Postby funduffer » October 27th, 2023, 9:02 am

tjh290633 wrote:My own data over the years is:

Rebased                       
Income Ordinary
Year to Unit Value Divs/unit Yield
05-Apr-88 100.00 100.00 2.86%
05-Apr-89 128.62 94.81 2.11%
05-Apr-90 132.33 147.94 3.20%
05-Apr-91 146.08 189.25 3.71%
05-Apr-92 142.51 262.34 5.27%
05-Apr-93 165.06 241.32 4.19%
05-Apr-94 186.35 218.85 3.36%
05-Apr-95 181.10 261.07 4.13%
05-Apr-96 213.39 257.48 3.46%
05-Apr-97 236.59 293.36 3.55%
05-Apr-98 361.87 310.04 2.45%
05-Apr-99 376.51 295.34 2.25%
05-Apr-00 363.63 395.51 3.12%
05-Apr-01 359.81 409.64 3.26%
05-Apr-02 368.39 454.50 3.53%
05-Apr-03 250.50 422.26 4.83%
05-Apr-04 320.00 405.63 3.63%
05-Apr-05 378.97 421.42 3.19%
05-Apr-06 470.76 458.13 2.79%
05-Apr-07 537.45 490.19 2.61%
05-Apr-08 452.64 849.07 5.37%
05-Apr-09 249.55 739.15 8.48%
05-Apr-10 403.89 386.20 2.74%
05-Apr-11 455.51 583.44 3.67%
05-Apr-12 481.46 609.34 3.63%
05-Apr-13 576.84 694.93 3.45%
05-Apr-14 584.66 714.45 3.50%
05-Apr-15 646.46 744.60 3.30%
05-Apr-16 648.19 756.58 3.34%
05-Apr-17 724.14 872.20 3.45%
05-Apr-18 669.42 1,020.51 4.37%
05-Apr-19 694.76 1,020.97 4.21%
05-Apr-20 503.29 1,023.17 5.82%
05-Apr-21 655.37 660.92 2.89%
05-Apr-22 733.06 897.48 3.51%
05-Apr-23 680.54 1,138.16 4.79%

The effects of the GFC on income in 2009-10 is clearly showm.

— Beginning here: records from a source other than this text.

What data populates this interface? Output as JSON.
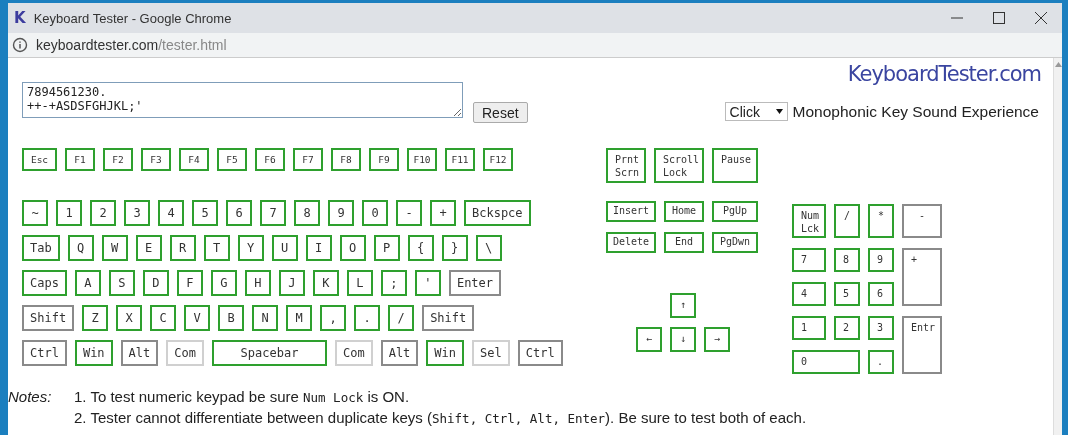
{
  "window": {
    "icon_letter": "K",
    "title": "Keyboard Tester - Google Chrome",
    "url_domain": "keyboardtester.com",
    "url_path": "/tester.html"
  },
  "input": {
    "value": "7894561230.\n++-+ASDSFGHJKL;'"
  },
  "reset_button": "Reset",
  "logo": "KeyboardTester.com",
  "sound": {
    "value": "Click",
    "label": "Monophonic Key Sound Experience"
  },
  "function_row": [
    {
      "label": "Esc",
      "tested": true,
      "disabled": false
    },
    {
      "label": "F1",
      "tested": true,
      "disabled": false
    },
    {
      "label": "F2",
      "tested": true,
      "disabled": false
    },
    {
      "label": "F3",
      "tested": true,
      "disabled": false
    },
    {
      "label": "F4",
      "tested": true,
      "disabled": false
    },
    {
      "label": "F5",
      "tested": true,
      "disabled": false
    },
    {
      "label": "F6",
      "tested": true,
      "disabled": false
    },
    {
      "label": "F7",
      "tested": true,
      "disabled": false
    },
    {
      "label": "F8",
      "tested": true,
      "disabled": false
    },
    {
      "label": "F9",
      "tested": true,
      "disabled": false
    },
    {
      "label": "F10",
      "tested": true,
      "disabled": false
    },
    {
      "label": "F11",
      "tested": true,
      "disabled": false
    },
    {
      "label": "F12",
      "tested": true,
      "disabled": false
    }
  ],
  "main_rows": [
    [
      {
        "label": "~",
        "tested": true,
        "disabled": false
      },
      {
        "label": "1",
        "tested": true,
        "disabled": false
      },
      {
        "label": "2",
        "tested": true,
        "disabled": false
      },
      {
        "label": "3",
        "tested": true,
        "disabled": false
      },
      {
        "label": "4",
        "tested": true,
        "disabled": false
      },
      {
        "label": "5",
        "tested": true,
        "disabled": false
      },
      {
        "label": "6",
        "tested": true,
        "disabled": false
      },
      {
        "label": "7",
        "tested": true,
        "disabled": false
      },
      {
        "label": "8",
        "tested": true,
        "disabled": false
      },
      {
        "label": "9",
        "tested": true,
        "disabled": false
      },
      {
        "label": "0",
        "tested": true,
        "disabled": false
      },
      {
        "label": "-",
        "tested": true,
        "disabled": false
      },
      {
        "label": "+",
        "tested": true,
        "disabled": false
      },
      {
        "label": "Bckspce",
        "tested": true,
        "disabled": false
      }
    ],
    [
      {
        "label": "Tab",
        "tested": true,
        "disabled": false
      },
      {
        "label": "Q",
        "tested": true,
        "disabled": false
      },
      {
        "label": "W",
        "tested": true,
        "disabled": false
      },
      {
        "label": "E",
        "tested": true,
        "disabled": false
      },
      {
        "label": "R",
        "tested": true,
        "disabled": false
      },
      {
        "label": "T",
        "tested": true,
        "disabled": false
      },
      {
        "label": "Y",
        "tested": true,
        "disabled": false
      },
      {
        "label": "U",
        "tested": true,
        "disabled": false
      },
      {
        "label": "I",
        "tested": true,
        "disabled": false
      },
      {
        "label": "O",
        "tested": true,
        "disabled": false
      },
      {
        "label": "P",
        "tested": true,
        "disabled": false
      },
      {
        "label": "{",
        "tested": true,
        "disabled": false
      },
      {
        "label": "}",
        "tested": true,
        "disabled": false
      },
      {
        "label": "\\",
        "tested": true,
        "disabled": false
      }
    ],
    [
      {
        "label": "Caps",
        "tested": true,
        "disabled": false
      },
      {
        "label": "A",
        "tested": true,
        "disabled": false
      },
      {
        "label": "S",
        "tested": true,
        "disabled": false
      },
      {
        "label": "D",
        "tested": true,
        "disabled": false
      },
      {
        "label": "F",
        "tested": true,
        "disabled": false
      },
      {
        "label": "G",
        "tested": true,
        "disabled": false
      },
      {
        "label": "H",
        "tested": true,
        "disabled": false
      },
      {
        "label": "J",
        "tested": true,
        "disabled": false
      },
      {
        "label": "K",
        "tested": true,
        "disabled": false
      },
      {
        "label": "L",
        "tested": true,
        "disabled": false
      },
      {
        "label": ";",
        "tested": true,
        "disabled": false
      },
      {
        "label": "'",
        "tested": true,
        "disabled": false
      },
      {
        "label": "Enter",
        "tested": false,
        "disabled": false
      }
    ],
    [
      {
        "label": "Shift",
        "tested": false,
        "disabled": false
      },
      {
        "label": "Z",
        "tested": true,
        "disabled": false
      },
      {
        "label": "X",
        "tested": true,
        "disabled": false
      },
      {
        "label": "C",
        "tested": true,
        "disabled": false
      },
      {
        "label": "V",
        "tested": true,
        "disabled": false
      },
      {
        "label": "B",
        "tested": true,
        "disabled": false
      },
      {
        "label": "N",
        "tested": true,
        "disabled": false
      },
      {
        "label": "M",
        "tested": true,
        "disabled": false
      },
      {
        "label": ",",
        "tested": true,
        "disabled": false
      },
      {
        "label": ".",
        "tested": true,
        "disabled": false
      },
      {
        "label": "/",
        "tested": true,
        "disabled": false
      },
      {
        "label": "Shift",
        "tested": false,
        "disabled": false
      }
    ],
    [
      {
        "label": "Ctrl",
        "tested": false,
        "disabled": false,
        "kind": "key"
      },
      {
        "label": "Win",
        "tested": true,
        "disabled": false,
        "kind": "key"
      },
      {
        "label": "Alt",
        "tested": false,
        "disabled": false,
        "kind": "key"
      },
      {
        "label": "Com",
        "tested": false,
        "disabled": true,
        "kind": "key"
      },
      {
        "label": "Spacebar",
        "tested": true,
        "disabled": false,
        "kind": "spacebar"
      },
      {
        "label": "Com",
        "tested": false,
        "disabled": true,
        "kind": "key"
      },
      {
        "label": "Alt",
        "tested": false,
        "disabled": false,
        "kind": "key"
      },
      {
        "label": "Win",
        "tested": true,
        "disabled": false,
        "kind": "key"
      },
      {
        "label": "Sel",
        "tested": false,
        "disabled": true,
        "kind": "key"
      },
      {
        "label": "Ctrl",
        "tested": false,
        "disabled": false,
        "kind": "key"
      }
    ]
  ],
  "nav_rows": [
    [
      {
        "label": "Prnt\nScrn",
        "tested": true,
        "disabled": false
      },
      {
        "label": "Scroll\nLock",
        "tested": true,
        "disabled": false
      },
      {
        "label": "Pause",
        "tested": true,
        "disabled": false
      }
    ],
    [
      {
        "label": "Insert",
        "tested": true,
        "disabled": false
      },
      {
        "label": "Home",
        "tested": true,
        "disabled": false
      },
      {
        "label": "PgUp",
        "tested": true,
        "disabled": false
      }
    ],
    [
      {
        "label": "Delete",
        "tested": true,
        "disabled": false
      },
      {
        "label": "End",
        "tested": true,
        "disabled": false
      },
      {
        "label": "PgDwn",
        "tested": true,
        "disabled": false
      }
    ]
  ],
  "arrows": [
    {
      "label": "↑",
      "tested": true,
      "disabled": false
    },
    {
      "label": "←",
      "tested": true,
      "disabled": false
    },
    {
      "label": "↓",
      "tested": true,
      "disabled": false
    },
    {
      "label": "→",
      "tested": true,
      "disabled": false
    }
  ],
  "numpad": [
    {
      "label": "Num\nLck",
      "tested": true,
      "disabled": false,
      "kind": "tall-top"
    },
    {
      "label": "/",
      "tested": true,
      "disabled": false,
      "kind": "tall-top"
    },
    {
      "label": "*",
      "tested": true,
      "disabled": false,
      "kind": "tall-top"
    },
    {
      "label": "-",
      "tested": false,
      "disabled": false,
      "kind": "tall-top"
    },
    {
      "label": "7",
      "tested": true,
      "disabled": false,
      "kind": "key"
    },
    {
      "label": "8",
      "tested": true,
      "disabled": false,
      "kind": "key"
    },
    {
      "label": "9",
      "tested": true,
      "disabled": false,
      "kind": "key"
    },
    {
      "label": "+",
      "tested": false,
      "disabled": false,
      "kind": "tall"
    },
    {
      "label": "4",
      "tested": true,
      "disabled": false,
      "kind": "key"
    },
    {
      "label": "5",
      "tested": true,
      "disabled": false,
      "kind": "key"
    },
    {
      "label": "6",
      "tested": true,
      "disabled": false,
      "kind": "key"
    },
    {
      "label": "1",
      "tested": true,
      "disabled": false,
      "kind": "key"
    },
    {
      "label": "2",
      "tested": true,
      "disabled": false,
      "kind": "key"
    },
    {
      "label": "3",
      "tested": true,
      "disabled": false,
      "kind": "key"
    },
    {
      "label": "Entr",
      "tested": false,
      "disabled": false,
      "kind": "tall"
    },
    {
      "label": "0",
      "tested": true,
      "disabled": false,
      "kind": "wide"
    },
    {
      "label": ".",
      "tested": true,
      "disabled": false,
      "kind": "key"
    }
  ],
  "notes": {
    "label": "Notes:",
    "items": [
      [
        {
          "kind": "text",
          "text": "1. To test numeric keypad be sure "
        },
        {
          "kind": "code",
          "text": "Num Lock"
        },
        {
          "kind": "text",
          "text": " is ON."
        }
      ],
      [
        {
          "kind": "text",
          "text": "2. Tester cannot differentiate between duplicate keys ("
        },
        {
          "kind": "code",
          "text": "Shift, Ctrl, Alt, Enter"
        },
        {
          "kind": "text",
          "text": "). Be sure to test both of each."
        }
      ]
    ]
  }
}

Taking 2006-7 as the base year, that level of dividends per unit was reached in 2010-11. The Covid period also showed a dip.

TJH


TJH of course has a 35 year investing history, so includes a third crisis, the 2002/3 'Tech bubble' or whatever it was called. Not such a big dip, but it is there in the data. Still, 3 crises in 35 years is not so bad and is probably what we should all expect in our investing lives.